The script streams the s5cmd output so you can keep an eye on progress and abort safely with Ctrl+C.

• preview_lidar_gui.py opens a Tkinter list of .feather sweeps and renders the selected cloud in Open3D. Use --root to point at a custom folder and --stride to subsample points, or supply a log's city_SE3_egovehicle.feather via the pose picker to stack sweeps in city coordinates.
• preview_city_pose_gui.py loads a city_SE3_egovehicle.feather file, summarises timestamps/translations, and shows up to 500 rows in a table. Launch it with python preview_city_pose_gui.py --file <path> or use the built-in file picker.
• plot_pose_on_map.py converts pose translations to WGS84 using the published anchors and writes an interactive HTML map. Pass --pose <path> plus optional --city, --output, and --no-open flags.
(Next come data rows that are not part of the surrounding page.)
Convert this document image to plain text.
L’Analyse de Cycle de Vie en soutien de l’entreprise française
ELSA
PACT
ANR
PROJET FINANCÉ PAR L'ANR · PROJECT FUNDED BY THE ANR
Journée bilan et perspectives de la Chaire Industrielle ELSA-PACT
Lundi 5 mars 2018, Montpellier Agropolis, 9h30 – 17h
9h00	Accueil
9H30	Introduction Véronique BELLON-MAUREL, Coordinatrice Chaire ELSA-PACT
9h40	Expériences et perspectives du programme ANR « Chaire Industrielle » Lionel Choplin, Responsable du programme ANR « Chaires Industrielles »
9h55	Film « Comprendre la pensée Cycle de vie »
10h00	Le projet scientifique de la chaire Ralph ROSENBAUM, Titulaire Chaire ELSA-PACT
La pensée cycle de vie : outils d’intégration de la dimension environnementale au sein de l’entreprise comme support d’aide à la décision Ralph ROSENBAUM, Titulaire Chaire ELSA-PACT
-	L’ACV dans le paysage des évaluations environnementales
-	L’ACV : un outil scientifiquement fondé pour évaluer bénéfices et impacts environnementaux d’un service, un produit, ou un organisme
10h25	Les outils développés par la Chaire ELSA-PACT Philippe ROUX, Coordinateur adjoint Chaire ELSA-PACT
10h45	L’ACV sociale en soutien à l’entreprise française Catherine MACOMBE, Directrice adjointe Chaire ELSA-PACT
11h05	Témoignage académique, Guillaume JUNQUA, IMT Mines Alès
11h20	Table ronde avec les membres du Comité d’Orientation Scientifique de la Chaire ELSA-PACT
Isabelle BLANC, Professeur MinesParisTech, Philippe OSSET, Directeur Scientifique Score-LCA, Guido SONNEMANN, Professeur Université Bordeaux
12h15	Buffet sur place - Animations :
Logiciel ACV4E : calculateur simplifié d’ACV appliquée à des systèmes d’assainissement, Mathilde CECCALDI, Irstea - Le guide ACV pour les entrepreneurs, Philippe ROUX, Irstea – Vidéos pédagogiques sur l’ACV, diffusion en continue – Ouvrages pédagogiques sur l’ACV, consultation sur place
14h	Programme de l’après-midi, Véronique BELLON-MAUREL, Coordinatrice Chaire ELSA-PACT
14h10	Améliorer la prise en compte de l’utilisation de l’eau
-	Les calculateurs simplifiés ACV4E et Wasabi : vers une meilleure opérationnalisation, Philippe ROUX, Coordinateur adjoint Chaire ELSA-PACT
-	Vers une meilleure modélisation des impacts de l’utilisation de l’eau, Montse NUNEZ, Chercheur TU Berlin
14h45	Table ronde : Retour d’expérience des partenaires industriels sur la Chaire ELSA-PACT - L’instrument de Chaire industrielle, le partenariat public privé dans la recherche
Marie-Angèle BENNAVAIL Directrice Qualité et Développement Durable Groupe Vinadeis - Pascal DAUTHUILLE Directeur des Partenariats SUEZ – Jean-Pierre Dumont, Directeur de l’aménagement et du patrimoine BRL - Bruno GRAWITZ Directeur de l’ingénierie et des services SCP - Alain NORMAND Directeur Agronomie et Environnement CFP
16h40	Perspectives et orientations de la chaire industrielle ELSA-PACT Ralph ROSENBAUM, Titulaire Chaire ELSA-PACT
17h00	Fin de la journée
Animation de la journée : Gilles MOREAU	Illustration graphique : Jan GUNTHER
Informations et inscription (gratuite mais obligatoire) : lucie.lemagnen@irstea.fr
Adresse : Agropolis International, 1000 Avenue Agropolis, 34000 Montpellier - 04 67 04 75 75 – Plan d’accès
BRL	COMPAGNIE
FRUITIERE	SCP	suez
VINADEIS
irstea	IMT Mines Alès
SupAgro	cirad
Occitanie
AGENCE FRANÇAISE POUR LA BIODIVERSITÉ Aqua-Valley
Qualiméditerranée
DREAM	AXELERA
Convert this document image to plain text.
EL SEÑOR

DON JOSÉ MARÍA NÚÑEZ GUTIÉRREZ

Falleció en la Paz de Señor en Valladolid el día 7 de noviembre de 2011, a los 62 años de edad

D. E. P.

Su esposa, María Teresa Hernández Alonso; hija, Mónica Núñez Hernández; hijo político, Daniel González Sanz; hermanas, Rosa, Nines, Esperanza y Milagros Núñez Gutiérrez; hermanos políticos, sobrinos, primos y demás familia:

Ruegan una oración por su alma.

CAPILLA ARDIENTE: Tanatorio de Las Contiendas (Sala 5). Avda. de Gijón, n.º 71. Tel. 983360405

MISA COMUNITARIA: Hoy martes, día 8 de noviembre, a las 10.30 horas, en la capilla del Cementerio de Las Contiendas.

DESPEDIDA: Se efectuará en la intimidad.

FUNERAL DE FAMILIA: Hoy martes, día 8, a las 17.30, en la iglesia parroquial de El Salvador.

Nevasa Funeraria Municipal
• export_pose_coordinates.py streams every city_SE3_egovehicle.feather from the public Argoverse bucket and writes a consolidated table to av2_coor.feather.
• The exported dataset now resides at ArgoverseLidar/av2_coor.feather (~0.9 GB, ~6 M rows) and is ready for downstream analytics.
• Each row represents a timestamped ego pose with both UTM and WGS84 projections derived via the city anchors.
• Per-log pose files (city_SE3_egovehicle.feather) keep timestamp_ns aligned with a quaternion (qw, qx, qy, qz) and translation in metres (tx_m, ty_m, tz_m) for each sweep.

Pose table columns:

• city, split, log_id – Provenance of each measurement.
• timestamp_ns – Capture time in nanoseconds.
• qw, qx, qy, qz – Ego pose quaternion.
• tx, ty, tz – Ego translation in the city frame (metres).
• zone_num_hemi – UTM zone label (all northern hemisphere).
• easting, northing – Projected UTM coordinates in metres.
• latitude, longitude – WGS84 coordinates computed via the published city anchors.

Sample rows (first 5):

• aggregate_heatmap_cells.py buckets the pose table into 500 m x 500 m UTM cells per city and records the point density (city_heatmap_cells.json).
• compute_city_bounds.py and render_city_bounds_map.py create a quick bounds overlay (city_bounds.json → city_bounds_map.html).
• render_city_heatmap_map.py layers the per-city rectangles and the heatmap cells onto OpenStreetMap (city_heatmap_map.html), modulating opacity between 0.1–0.8 based on counts.

The s5cmd/ folder contains s5cmd.exe (v2.3.0) and upstream documentation so Windows users do not need to install it separately. The downloader script points to this binary by default but accepts a custom path when required.